MR. NOGUERAS: Yes. And also—but there was a question regarding whether the lU-year-old was pregnant or not. Apparently, the answer is “No,” she was not. I also wanted to ask the Court to consider—
*501THE COURT: And it appears to the Court this is a plus 16. The Government doesn’t disagree with that, do you? MS. LEO: No, Your Honor, it’s our position that this is a plus 16.
THE COURT: That this is sexual abuse of a minor.
MS. LEO: Yes, Your Honor.
ROA 115; Transcript 6 (emphasis added).
The statement at issue here is not a “judicial admission.” A judicial admission is “a formal concession in the pleadings or stipulations by a party or counsel that is binding on the party making [it],” because for a statement of counsel to qualify as a judicial admission “it must be made intentionally as a waiver, releasing the opponent from proof of fact.” Martinez v. Bally’s Louisiana, Inc., 244 F.3d 474, 476 (5th Cir.2001) (citation omitted). The statement does, however, qualify as an evidentiary admission.

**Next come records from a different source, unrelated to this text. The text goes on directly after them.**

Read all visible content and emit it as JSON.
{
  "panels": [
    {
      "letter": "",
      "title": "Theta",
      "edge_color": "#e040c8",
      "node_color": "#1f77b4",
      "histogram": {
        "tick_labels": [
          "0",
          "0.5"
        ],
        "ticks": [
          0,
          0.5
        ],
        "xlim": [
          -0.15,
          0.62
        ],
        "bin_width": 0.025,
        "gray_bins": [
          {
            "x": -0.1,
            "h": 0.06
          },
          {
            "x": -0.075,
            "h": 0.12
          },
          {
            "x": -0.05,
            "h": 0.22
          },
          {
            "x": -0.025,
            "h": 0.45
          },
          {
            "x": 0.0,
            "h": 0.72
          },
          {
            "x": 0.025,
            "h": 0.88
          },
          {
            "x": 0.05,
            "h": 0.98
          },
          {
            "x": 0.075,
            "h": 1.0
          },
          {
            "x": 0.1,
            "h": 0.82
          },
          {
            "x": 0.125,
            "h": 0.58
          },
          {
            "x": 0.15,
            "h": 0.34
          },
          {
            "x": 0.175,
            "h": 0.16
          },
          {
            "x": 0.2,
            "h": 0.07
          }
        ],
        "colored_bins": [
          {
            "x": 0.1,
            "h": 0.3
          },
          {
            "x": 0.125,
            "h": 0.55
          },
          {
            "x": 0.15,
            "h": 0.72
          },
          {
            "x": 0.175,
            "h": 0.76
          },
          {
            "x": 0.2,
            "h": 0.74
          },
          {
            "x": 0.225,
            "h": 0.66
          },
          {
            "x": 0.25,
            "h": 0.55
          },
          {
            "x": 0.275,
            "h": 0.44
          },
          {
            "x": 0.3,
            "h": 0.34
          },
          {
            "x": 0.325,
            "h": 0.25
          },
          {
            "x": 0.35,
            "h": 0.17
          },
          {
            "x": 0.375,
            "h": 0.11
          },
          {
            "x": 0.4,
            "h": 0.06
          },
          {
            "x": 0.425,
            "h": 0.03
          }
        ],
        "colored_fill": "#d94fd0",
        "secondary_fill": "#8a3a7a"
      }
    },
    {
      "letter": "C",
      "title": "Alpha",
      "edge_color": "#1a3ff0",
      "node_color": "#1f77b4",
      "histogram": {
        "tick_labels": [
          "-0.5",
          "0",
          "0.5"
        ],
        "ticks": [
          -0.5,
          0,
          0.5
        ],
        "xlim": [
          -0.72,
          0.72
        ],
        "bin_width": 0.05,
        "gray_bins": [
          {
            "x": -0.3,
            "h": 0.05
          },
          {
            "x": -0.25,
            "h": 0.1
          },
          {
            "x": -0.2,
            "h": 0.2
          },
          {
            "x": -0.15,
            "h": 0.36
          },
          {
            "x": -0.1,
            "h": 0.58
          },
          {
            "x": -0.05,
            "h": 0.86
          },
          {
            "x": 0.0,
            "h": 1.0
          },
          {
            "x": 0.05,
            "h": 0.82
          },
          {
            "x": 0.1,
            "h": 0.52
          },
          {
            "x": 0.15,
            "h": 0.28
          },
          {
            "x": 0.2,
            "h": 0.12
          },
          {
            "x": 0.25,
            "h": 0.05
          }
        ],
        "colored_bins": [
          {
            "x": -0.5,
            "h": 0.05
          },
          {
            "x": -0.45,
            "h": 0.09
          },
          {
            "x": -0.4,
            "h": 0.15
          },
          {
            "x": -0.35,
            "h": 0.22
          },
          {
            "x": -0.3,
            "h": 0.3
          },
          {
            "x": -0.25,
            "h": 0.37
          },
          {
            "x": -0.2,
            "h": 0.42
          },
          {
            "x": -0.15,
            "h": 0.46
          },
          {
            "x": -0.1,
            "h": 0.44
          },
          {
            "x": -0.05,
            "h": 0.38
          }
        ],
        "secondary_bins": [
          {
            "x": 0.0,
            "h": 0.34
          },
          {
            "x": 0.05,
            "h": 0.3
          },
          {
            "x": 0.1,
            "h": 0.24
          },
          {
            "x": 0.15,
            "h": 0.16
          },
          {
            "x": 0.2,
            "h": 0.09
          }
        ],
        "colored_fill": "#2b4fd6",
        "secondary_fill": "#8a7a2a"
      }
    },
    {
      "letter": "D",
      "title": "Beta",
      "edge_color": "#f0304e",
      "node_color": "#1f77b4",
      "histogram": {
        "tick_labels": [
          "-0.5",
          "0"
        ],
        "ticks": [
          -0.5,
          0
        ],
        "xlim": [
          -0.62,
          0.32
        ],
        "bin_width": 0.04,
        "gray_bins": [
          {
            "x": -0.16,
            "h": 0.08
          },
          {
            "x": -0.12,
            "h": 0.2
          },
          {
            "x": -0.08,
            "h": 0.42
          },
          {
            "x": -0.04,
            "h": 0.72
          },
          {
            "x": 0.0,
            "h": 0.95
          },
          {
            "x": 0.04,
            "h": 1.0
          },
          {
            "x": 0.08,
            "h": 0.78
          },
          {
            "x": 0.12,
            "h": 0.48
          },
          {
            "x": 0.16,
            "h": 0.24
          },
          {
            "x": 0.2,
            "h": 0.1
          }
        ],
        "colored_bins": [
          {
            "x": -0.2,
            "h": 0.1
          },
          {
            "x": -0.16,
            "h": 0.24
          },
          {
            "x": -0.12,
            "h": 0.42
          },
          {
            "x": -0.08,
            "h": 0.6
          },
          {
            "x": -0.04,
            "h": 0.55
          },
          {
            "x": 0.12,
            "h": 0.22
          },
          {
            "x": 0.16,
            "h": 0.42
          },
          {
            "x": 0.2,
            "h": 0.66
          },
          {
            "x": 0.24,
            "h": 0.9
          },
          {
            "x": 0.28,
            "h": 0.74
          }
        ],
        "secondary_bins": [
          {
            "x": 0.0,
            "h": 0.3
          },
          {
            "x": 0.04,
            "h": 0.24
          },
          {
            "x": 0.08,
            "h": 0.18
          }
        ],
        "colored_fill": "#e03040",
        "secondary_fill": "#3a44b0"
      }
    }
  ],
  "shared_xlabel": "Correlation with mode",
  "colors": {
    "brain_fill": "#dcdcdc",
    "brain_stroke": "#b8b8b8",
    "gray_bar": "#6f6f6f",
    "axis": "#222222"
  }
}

An evidentiary admission is a statement of assertion or concession made for some independent purpose. Id. at 476-77. Here, Chavez-Hernandez’s counsel conceded during the sentencing proceedings that the defendant’s victim was 14 years of age. While he contested the plus-16 sentence enhancement, he did not controvert the fact that the victim was under the age of 17, although he had the opportunity to do so. The transcript suggests that the district judge relied in part on this and surrounding statements and took into account the young age of the victim when making his sentencing decision.

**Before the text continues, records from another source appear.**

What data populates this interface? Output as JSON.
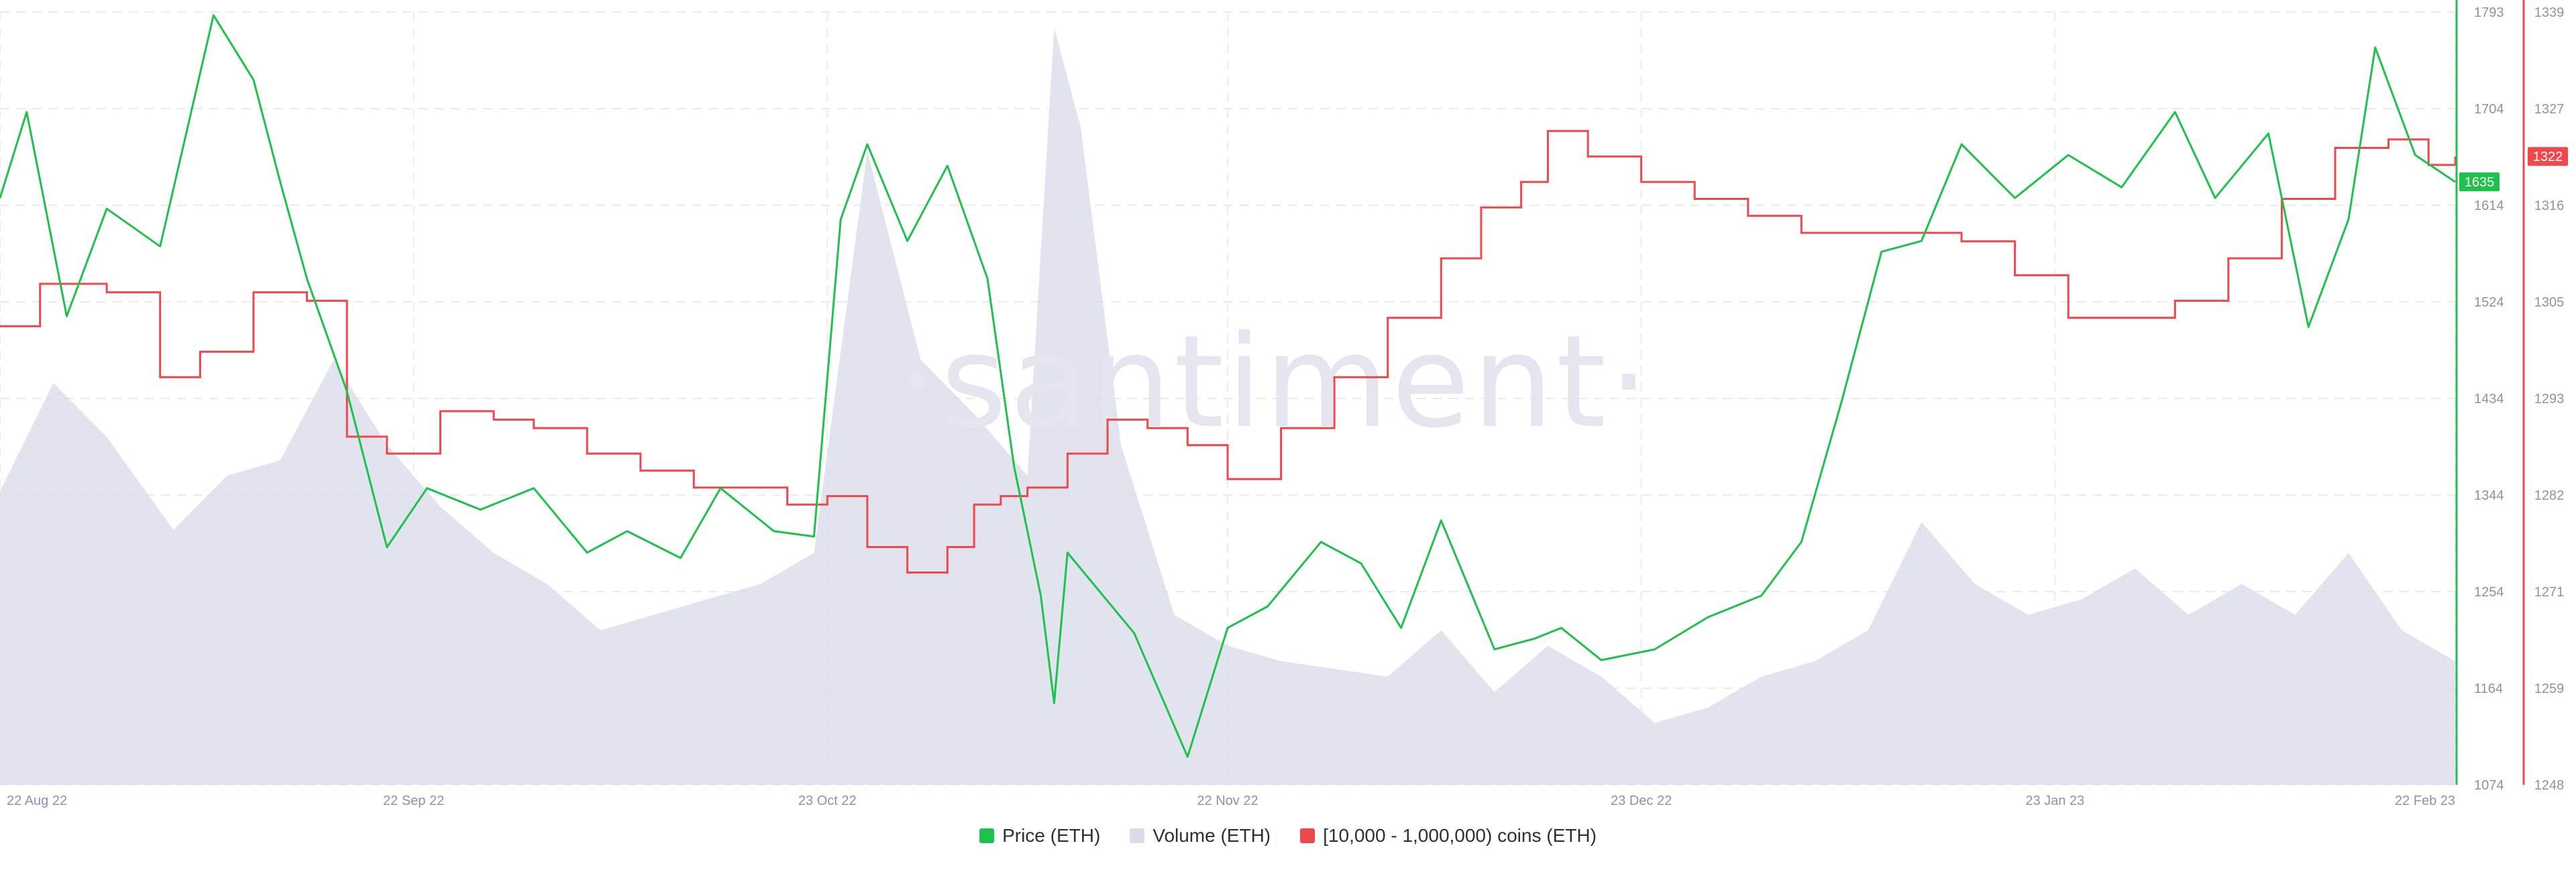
{
  "watermark": "·santiment·",
  "colors": {
    "price": "#1ec14b",
    "volume": "#d9dcea",
    "holders": "#f0474d",
    "grid": "#e9ebf1"
  },
  "legend": [
    {
      "label": "Price (ETH)",
      "color": "#1ec14b"
    },
    {
      "label": "Volume (ETH)",
      "color": "#d9dcea"
    },
    {
      "label": "[10,000 - 1,000,000) coins (ETH)",
      "color": "#f0474d"
    }
  ],
  "chart_data": {
    "type": "line",
    "x_ticks": [
      "22 Aug 22",
      "22 Sep 22",
      "23 Oct 22",
      "22 Nov 22",
      "23 Dec 22",
      "23 Jan 23",
      "22 Feb 23"
    ],
    "price_axis": {
      "ticks": [
        "1793",
        "1704",
        "1614",
        "1524",
        "1434",
        "1344",
        "1254",
        "1164",
        "1074"
      ],
      "range": [
        1074,
        1793
      ],
      "current_label": "1635"
    },
    "holders_axis": {
      "ticks": [
        "1339",
        "1327",
        "1316",
        "1305",
        "1293",
        "1282",
        "1271",
        "1259",
        "1248"
      ],
      "range": [
        1248,
        1339
      ],
      "current_label": "1322"
    },
    "grid": true,
    "series": [
      {
        "name": "Price (ETH)",
        "axis": "price",
        "x": [
          "2022-08-22",
          "2022-08-24",
          "2022-08-27",
          "2022-08-30",
          "2022-09-03",
          "2022-09-07",
          "2022-09-10",
          "2022-09-12",
          "2022-09-14",
          "2022-09-17",
          "2022-09-20",
          "2022-09-23",
          "2022-09-27",
          "2022-10-01",
          "2022-10-05",
          "2022-10-08",
          "2022-10-12",
          "2022-10-15",
          "2022-10-19",
          "2022-10-22",
          "2022-10-24",
          "2022-10-26",
          "2022-10-29",
          "2022-11-01",
          "2022-11-04",
          "2022-11-06",
          "2022-11-08",
          "2022-11-09",
          "2022-11-10",
          "2022-11-12",
          "2022-11-15",
          "2022-11-19",
          "2022-11-22",
          "2022-11-25",
          "2022-11-29",
          "2022-12-02",
          "2022-12-05",
          "2022-12-08",
          "2022-12-12",
          "2022-12-15",
          "2022-12-17",
          "2022-12-20",
          "2022-12-24",
          "2022-12-28",
          "2023-01-01",
          "2023-01-04",
          "2023-01-07",
          "2023-01-10",
          "2023-01-13",
          "2023-01-16",
          "2023-01-20",
          "2023-01-24",
          "2023-01-28",
          "2023-02-01",
          "2023-02-04",
          "2023-02-08",
          "2023-02-11",
          "2023-02-14",
          "2023-02-16",
          "2023-02-19",
          "2023-02-22"
        ],
        "values": [
          1620,
          1700,
          1510,
          1610,
          1575,
          1790,
          1730,
          1635,
          1545,
          1440,
          1295,
          1350,
          1330,
          1350,
          1290,
          1310,
          1285,
          1350,
          1310,
          1305,
          1600,
          1670,
          1580,
          1650,
          1545,
          1370,
          1250,
          1150,
          1290,
          1260,
          1215,
          1100,
          1220,
          1240,
          1300,
          1280,
          1220,
          1320,
          1200,
          1210,
          1220,
          1190,
          1200,
          1230,
          1250,
          1300,
          1430,
          1570,
          1580,
          1670,
          1620,
          1660,
          1630,
          1700,
          1620,
          1680,
          1500,
          1600,
          1760,
          1660,
          1635
        ]
      },
      {
        "name": "[10,000 - 1,000,000) coins (ETH)",
        "axis": "holders",
        "x": [
          "2022-08-22",
          "2022-08-25",
          "2022-08-30",
          "2022-09-03",
          "2022-09-06",
          "2022-09-10",
          "2022-09-14",
          "2022-09-17",
          "2022-09-20",
          "2022-09-24",
          "2022-09-28",
          "2022-10-01",
          "2022-10-05",
          "2022-10-09",
          "2022-10-13",
          "2022-10-16",
          "2022-10-20",
          "2022-10-23",
          "2022-10-26",
          "2022-10-29",
          "2022-11-01",
          "2022-11-03",
          "2022-11-05",
          "2022-11-07",
          "2022-11-10",
          "2022-11-13",
          "2022-11-16",
          "2022-11-19",
          "2022-11-22",
          "2022-11-26",
          "2022-11-30",
          "2022-12-04",
          "2022-12-08",
          "2022-12-11",
          "2022-12-14",
          "2022-12-16",
          "2022-12-19",
          "2022-12-23",
          "2022-12-27",
          "2022-12-31",
          "2023-01-04",
          "2023-01-08",
          "2023-01-12",
          "2023-01-16",
          "2023-01-20",
          "2023-01-24",
          "2023-01-28",
          "2023-02-01",
          "2023-02-05",
          "2023-02-09",
          "2023-02-13",
          "2023-02-17",
          "2023-02-20",
          "2023-02-22"
        ],
        "values": [
          1302,
          1307,
          1306,
          1296,
          1299,
          1306,
          1305,
          1289,
          1287,
          1292,
          1291,
          1290,
          1287,
          1285,
          1283,
          1283,
          1281,
          1282,
          1276,
          1273,
          1276,
          1281,
          1282,
          1283,
          1287,
          1291,
          1290,
          1288,
          1284,
          1290,
          1296,
          1303,
          1310,
          1316,
          1319,
          1325,
          1322,
          1319,
          1317,
          1315,
          1313,
          1313,
          1313,
          1312,
          1308,
          1303,
          1303,
          1305,
          1310,
          1317,
          1323,
          1324,
          1321,
          1322
        ]
      },
      {
        "name": "Volume (ETH)",
        "axis": "none",
        "x": [
          "2022-08-22",
          "2022-08-26",
          "2022-08-30",
          "2022-09-04",
          "2022-09-08",
          "2022-09-12",
          "2022-09-16",
          "2022-09-20",
          "2022-09-24",
          "2022-09-28",
          "2022-10-02",
          "2022-10-06",
          "2022-10-10",
          "2022-10-14",
          "2022-10-18",
          "2022-10-22",
          "2022-10-26",
          "2022-10-30",
          "2022-11-03",
          "2022-11-07",
          "2022-11-09",
          "2022-11-11",
          "2022-11-14",
          "2022-11-18",
          "2022-11-22",
          "2022-11-26",
          "2022-11-30",
          "2022-12-04",
          "2022-12-08",
          "2022-12-12",
          "2022-12-16",
          "2022-12-20",
          "2022-12-24",
          "2022-12-28",
          "2023-01-01",
          "2023-01-05",
          "2023-01-09",
          "2023-01-13",
          "2023-01-17",
          "2023-01-21",
          "2023-01-25",
          "2023-01-29",
          "2023-02-02",
          "2023-02-06",
          "2023-02-10",
          "2023-02-14",
          "2023-02-18",
          "2023-02-22"
        ],
        "values": [
          0.38,
          0.52,
          0.45,
          0.33,
          0.4,
          0.42,
          0.55,
          0.44,
          0.36,
          0.3,
          0.26,
          0.2,
          0.22,
          0.24,
          0.26,
          0.3,
          0.82,
          0.55,
          0.48,
          0.4,
          0.98,
          0.85,
          0.44,
          0.22,
          0.18,
          0.16,
          0.15,
          0.14,
          0.2,
          0.12,
          0.18,
          0.14,
          0.08,
          0.1,
          0.14,
          0.16,
          0.2,
          0.34,
          0.26,
          0.22,
          0.24,
          0.28,
          0.22,
          0.26,
          0.22,
          0.3,
          0.2,
          0.16
        ]
      }
    ]
  }
}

Second, even if this colloquy were somehow insufficient to fulfill the evidentiary function of supporting that the victim was well below the “age of consent,” the fact that the government has chosen to try to prove this fact on appeal reveals starkly the procedural unfairness of granting “plain error” relicf. Had defense counsel sufficiently argued the categorical inapplicability of the Florida statute to satisfy the crime of violence enhancement for sexual abuse of a minor, the government was entitled to supply proof, from the Florida conviction records or otherwise as allowed pursuant to Shepard, of the victim’s true age. (In Munoz-Ortenza, in contrast, “the record was silent on the age of the victim.” 563 F.3d at 116, n. 7.) As it stands, we need not become the factfinder, because counsel’s admission supports the conclusion that the sentencing error did not “seriously affect the fairness, integrity, or public reputation of judicial proceedings.” United States v. Olano, 507 U.S. 725, 113 S.Ct. 1770, 123 L.Ed.2d 508 (1993); United States v. Cotton, 535 U.S. 625, 122 S.Ct. 1781, 152 L.Ed.2d 860 (2002) (no reversible error on Apprendi violation).

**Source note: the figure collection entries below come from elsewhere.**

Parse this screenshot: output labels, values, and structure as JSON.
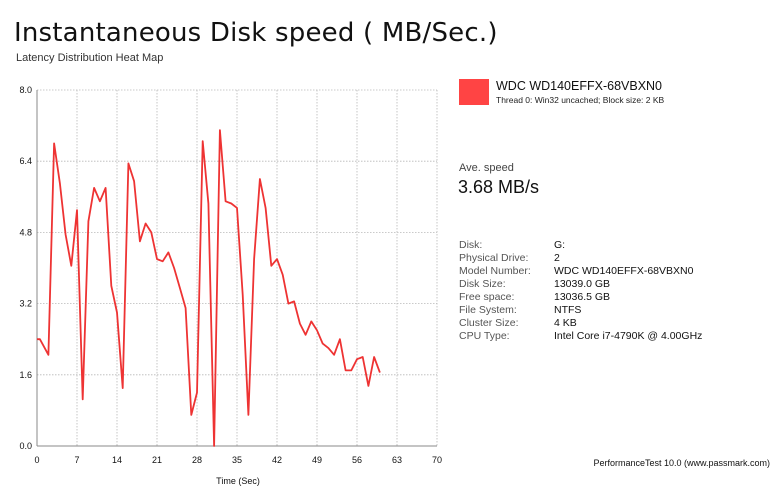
{
  "header": {
    "title": "Instantaneous Disk speed ( MB/Sec.)",
    "subtitle": "Latency Distribution Heat Map"
  },
  "legend": {
    "name": "WDC WD140EFFX-68VBXN0",
    "detail": "Thread 0: Win32 uncached; Block size: 2 KB",
    "color": "#ff4444"
  },
  "average": {
    "label": "Ave. speed",
    "value": "3.68 MB/s"
  },
  "info": [
    {
      "key": "Disk:",
      "value": "G:"
    },
    {
      "key": "Physical Drive:",
      "value": "2"
    },
    {
      "key": "Model Number:",
      "value": "WDC WD140EFFX-68VBXN0"
    },
    {
      "key": "Disk Size:",
      "value": "13039.0 GB"
    },
    {
      "key": "Free space:",
      "value": "13036.5 GB"
    },
    {
      "key": "File System:",
      "value": "NTFS"
    },
    {
      "key": "Cluster Size:",
      "value": "4 KB"
    },
    {
      "key": "CPU Type:",
      "value": "Intel Core i7-4790K @ 4.00GHz"
    }
  ],
  "footer": "PerformanceTest 10.0 (www.passmark.com)",
  "chart_data": {
    "type": "line",
    "title": "Instantaneous Disk speed ( MB/Sec.)",
    "subtitle": "Latency Distribution Heat Map",
    "xlabel": "Time (Sec)",
    "ylabel": "",
    "xlim": [
      0,
      70
    ],
    "ylim": [
      0,
      8
    ],
    "x_ticks": [
      "0",
      "7",
      "14",
      "21",
      "28",
      "35",
      "42",
      "49",
      "56",
      "63",
      "70"
    ],
    "y_ticks": [
      "0.0",
      "1.6",
      "3.2",
      "4.8",
      "6.4",
      "8.0"
    ],
    "grid": true,
    "line_color": "#ee3333",
    "series": [
      {
        "name": "WDC WD140EFFX-68VBXN0",
        "x": [
          0,
          0.5,
          2,
          3,
          4,
          5,
          6,
          7,
          8,
          9,
          10,
          11,
          12,
          13,
          14,
          15,
          16,
          17,
          18,
          19,
          20,
          21,
          22,
          23,
          24,
          25,
          26,
          27,
          28,
          29,
          30,
          31,
          32,
          33,
          34,
          35,
          36,
          37,
          38,
          39,
          40,
          41,
          42,
          43,
          44,
          45,
          46,
          47,
          48,
          49,
          50,
          51,
          52,
          53,
          54,
          55,
          56,
          57,
          58,
          59,
          60
        ],
        "y": [
          2.4,
          2.4,
          2.05,
          6.8,
          5.9,
          4.75,
          4.05,
          5.3,
          1.05,
          5.05,
          5.8,
          5.5,
          5.8,
          3.6,
          3.0,
          1.3,
          6.35,
          5.95,
          4.6,
          5.0,
          4.8,
          4.2,
          4.15,
          4.35,
          4.0,
          3.55,
          3.1,
          0.7,
          1.2,
          6.85,
          5.45,
          0.0,
          7.1,
          5.5,
          5.45,
          5.35,
          3.4,
          0.7,
          4.2,
          6.0,
          5.35,
          4.05,
          4.2,
          3.85,
          3.2,
          3.25,
          2.75,
          2.5,
          2.8,
          2.6,
          2.3,
          2.2,
          2.05,
          2.4,
          1.7,
          1.7,
          1.95,
          2.0,
          1.35,
          2.0,
          1.65
        ]
      }
    ]
  }
}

We conclude for the above reasons that the sentence must be AFFIRMED.
. The Federal Public Defender moved for summary affirmance on the ground that the issue whether Chavez-Hernandez's conviction for sexual activity with a minor was a crime of violence for purposes of § 2L1.2(b)(l)(A)(ii) was foreclosed by United States v. Castro-Guevarra, 575 F.3d 550, 552-53. (5th Cir.2009). The court denied summary affirmance and directed briefing on the merits. United States v. Chavez, No. 10-40803, (Dec. 15, 2010).
. “Analysis of whether a prior conviction is an enumerated crime of violence requires ... a comparison to the actual statute of conviction.” Lopez-DeLeon at 474 (emphasis added).